The challenge then is, do we know God’s word well enough to live out the story that began thousands of years ago?

6 thoughts on “Why is Scripture a Story?

  1. calebtrimble 03/04/2014 / 3:59 pm

    I really like the idea of living out the story rather than the rules. It has always been interesting to me that God instructed the Israelites to tell His stories to their children. God’s commands were not separate from the stories. Good words.

    • Peter S. 03/06/2014 / 9:10 am

      I think the idea of retelling stories has been greatly missed in scripture. Throughout the early books of the Bible God commands people to retell the stories of deliverance. I even think that communion serves the same sort of function. We stop on a regular basis and retell the story of Christ’s sacrifice, resurrection, and return. Even to share the Gospel is to share the story of Jesus. We forget that the most important parts of our faith are found in story and not in the sections of rules. It’s like the rules are the commentary on the story not the other way around.
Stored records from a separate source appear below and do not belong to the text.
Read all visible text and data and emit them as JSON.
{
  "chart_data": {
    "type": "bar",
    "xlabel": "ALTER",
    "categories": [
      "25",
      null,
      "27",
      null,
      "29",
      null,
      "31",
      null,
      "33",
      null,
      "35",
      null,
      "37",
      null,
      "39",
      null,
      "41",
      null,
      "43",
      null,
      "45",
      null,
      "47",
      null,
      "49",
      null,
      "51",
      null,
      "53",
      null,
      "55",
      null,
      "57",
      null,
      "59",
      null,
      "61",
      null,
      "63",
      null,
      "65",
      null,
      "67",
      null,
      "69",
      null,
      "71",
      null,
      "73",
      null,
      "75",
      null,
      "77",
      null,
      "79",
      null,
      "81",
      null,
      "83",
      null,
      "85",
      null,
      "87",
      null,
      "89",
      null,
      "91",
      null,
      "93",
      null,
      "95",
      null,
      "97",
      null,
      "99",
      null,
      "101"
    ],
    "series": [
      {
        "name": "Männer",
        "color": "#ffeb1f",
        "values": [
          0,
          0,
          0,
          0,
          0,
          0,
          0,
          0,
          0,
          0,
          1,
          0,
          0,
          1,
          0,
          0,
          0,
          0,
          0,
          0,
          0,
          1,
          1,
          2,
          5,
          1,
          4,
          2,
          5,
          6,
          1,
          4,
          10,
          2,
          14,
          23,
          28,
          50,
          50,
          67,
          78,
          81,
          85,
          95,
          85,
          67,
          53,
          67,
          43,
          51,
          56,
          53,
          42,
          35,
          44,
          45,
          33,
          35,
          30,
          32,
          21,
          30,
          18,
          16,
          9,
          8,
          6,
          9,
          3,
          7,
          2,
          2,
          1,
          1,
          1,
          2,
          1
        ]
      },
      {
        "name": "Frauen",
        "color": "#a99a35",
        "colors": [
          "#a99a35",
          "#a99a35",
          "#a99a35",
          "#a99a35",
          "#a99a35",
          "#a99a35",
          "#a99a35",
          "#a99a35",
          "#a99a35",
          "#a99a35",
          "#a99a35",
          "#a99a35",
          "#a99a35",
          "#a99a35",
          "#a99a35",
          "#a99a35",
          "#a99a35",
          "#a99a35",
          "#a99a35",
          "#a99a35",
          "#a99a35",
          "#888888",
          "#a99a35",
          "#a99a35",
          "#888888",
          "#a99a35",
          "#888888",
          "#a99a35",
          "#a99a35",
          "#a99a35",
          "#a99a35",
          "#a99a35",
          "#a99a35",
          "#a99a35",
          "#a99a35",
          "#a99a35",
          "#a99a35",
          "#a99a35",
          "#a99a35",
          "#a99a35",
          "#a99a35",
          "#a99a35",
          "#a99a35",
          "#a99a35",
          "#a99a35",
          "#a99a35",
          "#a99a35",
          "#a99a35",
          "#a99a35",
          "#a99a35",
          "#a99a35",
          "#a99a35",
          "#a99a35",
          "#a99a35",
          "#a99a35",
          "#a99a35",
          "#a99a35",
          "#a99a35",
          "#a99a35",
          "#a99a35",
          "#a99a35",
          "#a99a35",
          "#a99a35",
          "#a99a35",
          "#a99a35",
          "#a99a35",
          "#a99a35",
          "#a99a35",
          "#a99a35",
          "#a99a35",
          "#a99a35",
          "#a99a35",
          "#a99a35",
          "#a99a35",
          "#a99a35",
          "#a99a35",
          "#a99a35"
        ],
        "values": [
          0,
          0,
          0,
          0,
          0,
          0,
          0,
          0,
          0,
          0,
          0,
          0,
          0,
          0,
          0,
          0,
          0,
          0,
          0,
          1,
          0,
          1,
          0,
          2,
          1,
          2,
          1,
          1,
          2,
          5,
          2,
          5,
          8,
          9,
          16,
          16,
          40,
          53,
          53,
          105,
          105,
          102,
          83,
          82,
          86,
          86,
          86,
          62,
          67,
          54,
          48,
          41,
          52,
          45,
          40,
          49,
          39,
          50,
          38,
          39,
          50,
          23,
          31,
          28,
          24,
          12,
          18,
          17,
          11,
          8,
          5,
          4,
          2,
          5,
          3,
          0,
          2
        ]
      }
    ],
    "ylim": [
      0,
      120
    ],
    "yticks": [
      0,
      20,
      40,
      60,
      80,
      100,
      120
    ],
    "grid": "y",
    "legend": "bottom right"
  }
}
  2. jesseevans 03/13/2014 / 9:26 pm

    Rules are fundamental to understanding the story. Even in the garden there was one rule. Don’t Eat of that tree. Everything else was permissible and good. But your right, the bible is way more than do’s and don’ts. The story also makes more since with rules. Just like nature makes since with natural laws.

    • Peter S. 03/14/2014 / 10:14 am

      Yes, the story comes with rules, but many see only the rules without the story. The story is crucial. Especially, since the Gospel doesn’t come to us in rules, it comes in the Story of Jesus Christ. I am certainly not advocating for removing the rules. Jesus himself gives us the “new commandment” in John 13:34-35 to love one another as he loved us. Obedience to this commandment even marks us as his disciples. Thank you for your comment, I would never say that the Bible is without commands and directives.

      • jesseevans 03/14/2014 / 4:31 pm

        I didn’t mean to imply that you would not understand that. Any one with a decent grasp knows that “rules” are all over. Because it is clear, God has something to say about how to life life in a way that brings life. Rules when set in their context come from a God who has revealed himself to have an outside perspective of a system he created. He knows what brings life and what tears down life. His rules work, which reveals that his “rules” are wonderful. David wrote about how wonderful they were. And Jesus also gave “rules” in his sermon on the mount. Rules remind us that God knows what is good and what is not, we know what is good and bad (the wrong tree) but we have a limited perspective. God would not be good with out some help as to what we should and should not be doing.

      • Peter S. 03/16/2014 / 7:40 am

        I’m sorry, Jess. I wasn’t trying to disagree or debate you. I appreciated your comment and I was trying to agree with you that we shouldn’t forget the rules when looking at the whole story.